Bug 1321606

Summary: accPolicy stress tests crashing the server
Product: Red Hat Enterprise Linux 7 Reporter: Sankar Ramalingam <sramling>
Component: 389-ds-baseAssignee: Noriko Hosoi <nhosoi>
Status: CLOSED WORKSFORME QA Contact: Viktor Ashirov <vashirov>
Severity: urgent Docs Contact:
Priority: urgent    
Version: 7.2CC: nkinder, rmeggins, sramling
Target Milestone: rc   
Target Release: ---   
Hardware: x86_64   
OS: Linux   
Whiteboard:
Fixed In Version: Doc Type: Bug Fix
Doc Text:
Story Points: ---
Clone Of: Environment:
Last Closed: 2016-04-11 16:06:48 UTC Type: Bug
Regression: --- Mount Type: ---
Documentation: --- CRM:
Verified Versions: Category: ---
oVirt Team: --- RHEL 7.3 requirements from Atomic Host:
Cloudforms Team: --- Target Upstream Version:
Attachments:
Description Flags
Email received from abrt crash report for accPolicy stress tests none

Description Sankar Ramalingam 2016-03-28 15:21:27 UTC
Created attachment 1140893 [details]
Email received from abrt crash report for accPolicy stress tests

Description of problem: Account policy stress tests are making the server to hang the server crashes.

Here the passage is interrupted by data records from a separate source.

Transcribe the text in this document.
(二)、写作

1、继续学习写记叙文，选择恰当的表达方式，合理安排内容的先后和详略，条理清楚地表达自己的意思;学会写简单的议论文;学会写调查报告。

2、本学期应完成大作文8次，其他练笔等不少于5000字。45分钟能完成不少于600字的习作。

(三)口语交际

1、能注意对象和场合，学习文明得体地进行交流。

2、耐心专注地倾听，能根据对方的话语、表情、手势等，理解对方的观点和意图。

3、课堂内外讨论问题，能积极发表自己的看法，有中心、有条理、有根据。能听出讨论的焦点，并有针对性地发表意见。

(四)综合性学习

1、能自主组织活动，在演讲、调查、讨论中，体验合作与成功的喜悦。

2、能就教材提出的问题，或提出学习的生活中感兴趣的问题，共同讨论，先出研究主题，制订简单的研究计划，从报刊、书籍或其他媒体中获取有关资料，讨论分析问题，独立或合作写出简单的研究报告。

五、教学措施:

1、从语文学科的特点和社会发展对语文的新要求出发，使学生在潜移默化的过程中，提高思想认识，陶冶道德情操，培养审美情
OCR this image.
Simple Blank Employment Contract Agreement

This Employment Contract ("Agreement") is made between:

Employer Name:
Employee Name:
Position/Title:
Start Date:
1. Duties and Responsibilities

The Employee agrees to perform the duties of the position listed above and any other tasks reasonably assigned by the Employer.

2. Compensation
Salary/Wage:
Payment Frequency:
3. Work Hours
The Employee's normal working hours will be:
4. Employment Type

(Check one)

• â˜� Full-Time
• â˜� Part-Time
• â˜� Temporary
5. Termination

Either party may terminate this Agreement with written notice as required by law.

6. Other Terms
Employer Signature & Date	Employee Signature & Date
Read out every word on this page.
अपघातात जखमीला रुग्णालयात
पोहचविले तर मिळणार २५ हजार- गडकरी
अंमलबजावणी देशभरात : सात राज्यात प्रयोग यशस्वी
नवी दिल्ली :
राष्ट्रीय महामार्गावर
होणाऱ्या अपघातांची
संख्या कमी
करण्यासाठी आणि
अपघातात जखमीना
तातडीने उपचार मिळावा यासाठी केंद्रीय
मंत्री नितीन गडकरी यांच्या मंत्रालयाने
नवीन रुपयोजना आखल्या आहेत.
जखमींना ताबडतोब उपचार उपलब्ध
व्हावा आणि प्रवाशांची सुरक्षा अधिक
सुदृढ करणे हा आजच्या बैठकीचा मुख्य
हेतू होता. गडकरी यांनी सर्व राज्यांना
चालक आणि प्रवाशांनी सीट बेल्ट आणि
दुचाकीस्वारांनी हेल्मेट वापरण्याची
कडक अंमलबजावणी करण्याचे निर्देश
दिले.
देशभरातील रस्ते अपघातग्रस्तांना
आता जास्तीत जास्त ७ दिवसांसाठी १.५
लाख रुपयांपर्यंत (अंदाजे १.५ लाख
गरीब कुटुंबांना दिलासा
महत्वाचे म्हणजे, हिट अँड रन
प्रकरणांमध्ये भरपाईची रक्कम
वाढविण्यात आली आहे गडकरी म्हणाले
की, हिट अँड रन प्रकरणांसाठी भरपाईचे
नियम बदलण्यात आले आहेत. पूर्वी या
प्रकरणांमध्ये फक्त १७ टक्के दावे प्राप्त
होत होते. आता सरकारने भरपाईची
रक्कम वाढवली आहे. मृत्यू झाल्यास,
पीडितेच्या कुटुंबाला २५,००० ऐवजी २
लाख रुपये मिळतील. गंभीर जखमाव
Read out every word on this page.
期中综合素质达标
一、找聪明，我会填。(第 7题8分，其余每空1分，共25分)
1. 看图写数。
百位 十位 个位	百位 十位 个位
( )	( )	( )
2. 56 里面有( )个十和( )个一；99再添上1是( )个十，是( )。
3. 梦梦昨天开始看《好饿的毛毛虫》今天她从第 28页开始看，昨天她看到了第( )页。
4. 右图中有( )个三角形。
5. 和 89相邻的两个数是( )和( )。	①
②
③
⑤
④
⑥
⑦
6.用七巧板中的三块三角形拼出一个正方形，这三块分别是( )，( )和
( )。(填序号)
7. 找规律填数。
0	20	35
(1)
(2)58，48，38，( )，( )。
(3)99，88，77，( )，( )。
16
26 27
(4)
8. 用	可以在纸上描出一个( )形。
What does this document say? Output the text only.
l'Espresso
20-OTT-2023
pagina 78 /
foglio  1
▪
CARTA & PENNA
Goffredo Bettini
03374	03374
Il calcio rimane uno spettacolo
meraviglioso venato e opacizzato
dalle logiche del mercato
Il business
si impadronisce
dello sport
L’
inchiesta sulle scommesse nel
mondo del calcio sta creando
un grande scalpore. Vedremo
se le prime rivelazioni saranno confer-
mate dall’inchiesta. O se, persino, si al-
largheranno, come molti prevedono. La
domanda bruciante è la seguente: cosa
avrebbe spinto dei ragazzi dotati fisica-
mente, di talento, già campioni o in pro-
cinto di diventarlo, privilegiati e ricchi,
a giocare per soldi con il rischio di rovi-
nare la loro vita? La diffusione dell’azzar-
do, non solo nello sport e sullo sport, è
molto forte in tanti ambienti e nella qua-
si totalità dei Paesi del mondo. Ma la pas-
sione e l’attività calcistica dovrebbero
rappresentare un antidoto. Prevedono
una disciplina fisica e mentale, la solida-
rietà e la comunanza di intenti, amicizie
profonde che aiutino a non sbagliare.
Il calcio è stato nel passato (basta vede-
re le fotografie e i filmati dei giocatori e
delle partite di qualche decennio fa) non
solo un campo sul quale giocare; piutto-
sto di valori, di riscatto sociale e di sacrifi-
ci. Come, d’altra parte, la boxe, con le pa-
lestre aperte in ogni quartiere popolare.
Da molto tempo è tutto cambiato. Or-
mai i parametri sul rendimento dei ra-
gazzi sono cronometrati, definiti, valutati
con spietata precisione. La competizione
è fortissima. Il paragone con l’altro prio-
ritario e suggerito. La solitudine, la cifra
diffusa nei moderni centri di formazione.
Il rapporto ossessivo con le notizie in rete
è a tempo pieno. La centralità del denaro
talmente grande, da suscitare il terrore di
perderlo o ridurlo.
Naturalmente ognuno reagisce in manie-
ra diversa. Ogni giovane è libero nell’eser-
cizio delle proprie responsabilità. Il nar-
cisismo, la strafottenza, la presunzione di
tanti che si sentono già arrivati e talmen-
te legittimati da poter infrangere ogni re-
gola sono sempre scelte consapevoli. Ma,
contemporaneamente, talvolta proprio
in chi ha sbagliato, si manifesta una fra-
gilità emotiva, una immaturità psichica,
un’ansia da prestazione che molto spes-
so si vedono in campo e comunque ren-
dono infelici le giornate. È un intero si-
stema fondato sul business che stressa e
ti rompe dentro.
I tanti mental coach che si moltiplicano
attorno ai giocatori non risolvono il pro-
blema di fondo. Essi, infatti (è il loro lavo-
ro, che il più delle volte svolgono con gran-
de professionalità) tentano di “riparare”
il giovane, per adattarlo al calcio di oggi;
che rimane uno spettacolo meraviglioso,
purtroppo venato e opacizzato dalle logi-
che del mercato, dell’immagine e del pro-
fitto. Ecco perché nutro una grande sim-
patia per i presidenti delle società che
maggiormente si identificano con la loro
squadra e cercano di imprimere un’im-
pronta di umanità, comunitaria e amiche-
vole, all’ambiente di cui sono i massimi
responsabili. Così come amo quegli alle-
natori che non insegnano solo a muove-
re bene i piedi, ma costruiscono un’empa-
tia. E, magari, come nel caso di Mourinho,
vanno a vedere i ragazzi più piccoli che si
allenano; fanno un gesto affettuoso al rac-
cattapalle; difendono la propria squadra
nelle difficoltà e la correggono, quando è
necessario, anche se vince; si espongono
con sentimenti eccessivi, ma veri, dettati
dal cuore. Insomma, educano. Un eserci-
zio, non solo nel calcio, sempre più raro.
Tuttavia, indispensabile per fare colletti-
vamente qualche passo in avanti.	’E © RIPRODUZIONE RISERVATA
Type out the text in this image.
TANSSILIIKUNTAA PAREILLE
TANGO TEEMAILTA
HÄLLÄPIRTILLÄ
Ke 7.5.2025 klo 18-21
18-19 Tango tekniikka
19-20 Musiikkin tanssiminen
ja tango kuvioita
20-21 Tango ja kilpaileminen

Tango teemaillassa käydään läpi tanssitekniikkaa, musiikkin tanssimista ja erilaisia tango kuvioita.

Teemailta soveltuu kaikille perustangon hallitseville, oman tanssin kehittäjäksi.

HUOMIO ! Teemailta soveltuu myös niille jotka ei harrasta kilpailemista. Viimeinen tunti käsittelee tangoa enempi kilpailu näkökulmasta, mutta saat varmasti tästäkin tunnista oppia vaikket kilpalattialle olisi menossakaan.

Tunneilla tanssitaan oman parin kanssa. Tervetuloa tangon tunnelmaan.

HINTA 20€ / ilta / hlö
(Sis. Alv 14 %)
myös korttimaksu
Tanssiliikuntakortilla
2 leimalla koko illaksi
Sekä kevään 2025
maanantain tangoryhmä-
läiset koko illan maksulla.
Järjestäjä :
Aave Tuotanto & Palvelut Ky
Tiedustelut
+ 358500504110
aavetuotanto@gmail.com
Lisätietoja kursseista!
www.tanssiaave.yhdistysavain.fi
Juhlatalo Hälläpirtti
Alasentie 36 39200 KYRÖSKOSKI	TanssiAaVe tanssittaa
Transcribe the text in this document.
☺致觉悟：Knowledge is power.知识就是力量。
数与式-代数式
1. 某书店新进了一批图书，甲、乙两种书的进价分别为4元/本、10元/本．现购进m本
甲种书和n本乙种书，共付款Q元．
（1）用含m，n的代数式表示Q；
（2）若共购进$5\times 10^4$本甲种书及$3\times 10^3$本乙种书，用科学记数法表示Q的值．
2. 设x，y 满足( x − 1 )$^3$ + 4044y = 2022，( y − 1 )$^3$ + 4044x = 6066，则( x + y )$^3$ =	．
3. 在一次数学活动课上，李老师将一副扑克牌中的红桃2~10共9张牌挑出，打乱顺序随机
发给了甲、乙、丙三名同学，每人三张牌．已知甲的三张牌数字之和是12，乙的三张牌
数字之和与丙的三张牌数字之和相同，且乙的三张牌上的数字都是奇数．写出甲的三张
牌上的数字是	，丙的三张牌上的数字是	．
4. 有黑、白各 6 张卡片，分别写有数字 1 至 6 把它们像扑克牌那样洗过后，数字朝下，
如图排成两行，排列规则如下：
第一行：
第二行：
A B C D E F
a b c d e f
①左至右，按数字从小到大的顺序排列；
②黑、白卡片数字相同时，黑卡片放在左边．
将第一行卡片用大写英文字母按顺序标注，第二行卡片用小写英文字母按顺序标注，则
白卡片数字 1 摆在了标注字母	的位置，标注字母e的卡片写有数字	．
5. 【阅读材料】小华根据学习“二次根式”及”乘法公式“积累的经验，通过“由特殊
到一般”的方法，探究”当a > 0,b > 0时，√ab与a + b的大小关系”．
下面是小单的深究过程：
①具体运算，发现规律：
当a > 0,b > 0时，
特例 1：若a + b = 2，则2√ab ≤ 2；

Version-Release number of selected component (if applicable): 389-ds-base-1.3.4.0-29


How reproducible: Consistently on RHEL7.2


Steps to Reproduce:
1. Run accPolicy stress tests by cloning a beaker job.
Eg: https://beaker.engineering.redhat.com/jobs/1274745
2. Server crashes.
3. If you don't observe a crash, try running it manually on the same machine.
    Modify engage.cfg file to remove cleanup tests and Uninstall test suite.
4. I am yet to figure out which test is crashing the server. I will update the bugzilla with more information.

Actual results: Server hangs and slapd crashes.


Expected results: No server crash.


Additional info: It fails on RHEL7.x or RHEL7.2. Not reproducible on RHEL6.x
Also, there was a crash from "/usr/lib/systemd/systemd-logind"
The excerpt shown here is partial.